In these times of economic reset, there is a shining light for the long-term future of American agriculture. In my seminars, many times lenders, agribusiness professionals and producers invite 4-H and FFA students to attend. These young people often bring a new energy to the entire session. In fact, one of the first questions I ask audiences is how many are former FFA or 4-H students. Usually two-thirds to three-fourths of the room responds positively. Those who were not members commonly tell me it was not because of lack of interest but rather, because they did not have a nearby chapter.

If you have attended any of my speaking engagements, you probably know I enjoy engaging the audience, particularly the younger students. However, as evidenced by my references to characters like Jed Clampett of from the 1960s television show, The Beverly Hillbillies, the disconnect between generations can quickly be observed. Often, I ask the young students to summarize what they learned from my lecture. While some of the more technical information may not be fully understood, other parts are quickly regurgitated. Next, I like to ask the 4-H and FFA invitees what they gained from their involvement in those programs. Interestingly, whether it is one of the high school athletes or the farm kid with a big belt bucket, they all give similar answers.
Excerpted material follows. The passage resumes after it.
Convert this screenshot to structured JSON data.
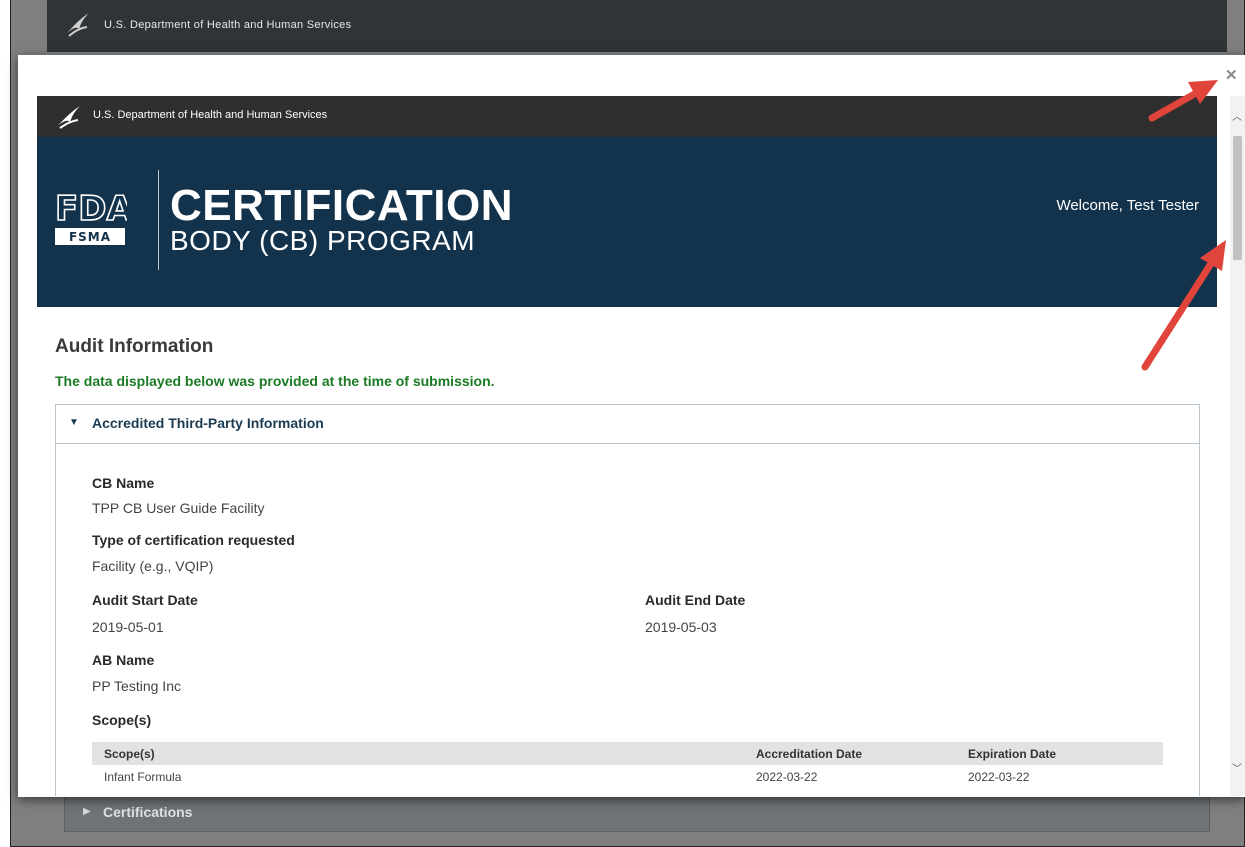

First, participation in groups like 4-H, FFA or similar programs gives young people a sense of belonging. In today’s world of social media, this element is critical. From years of teaching, I have observed that my most successful students naturally tend to associate with those with similar work ethics and value systems.

Another factor often mentioned in connection with these groups is confidence. No doubt, the formative years of high school can present challenges. However, today’s young people face issues different from those my generation faced and often, ones that can quickly diminish self-esteem. A strong sense of self-confidence is crucial for any young person, and especially one from a small rural area. Regardless of where you may call home, the level of confidence plays a large role in the ability to successfully compete in venues such as sports, grades or other extracurricular activities. I remember competing for FFA and 4-H and not always winning, but feeling a tremendous sense of pride and self-confidence in my work.

Next, young participants frequently mention the benefit of teamwork. The ability to put a team’s needs over one’s own desires builds emotional intelligence and a sense of higher accomplishment. There are good tests to measure aptitude; however, attitude and emotional intelligence are variables that measure success in real life.

One female FFA member shared that participation in the group awakened her passion to be a business entrepreneur. Although not from a farm family, she was mentored by a neighbor who helped her with an enterprise on his farm. Additionally, the neighbor was quick to point out that she and her projects spurred many valuable new ideas for him as well.

Overwhelmingly, my audiences suggest that whether financial or in time, contributions to 4-H and FFA help carry on a legacy of agriculture for future generations and exponentially make a difference in many lives. As we prepare young people for their future, groups like 4-H and FFA help build the skills they will need to lead fulfilled and successful lives. No matter the age or generation, future is always a worthwhile investment.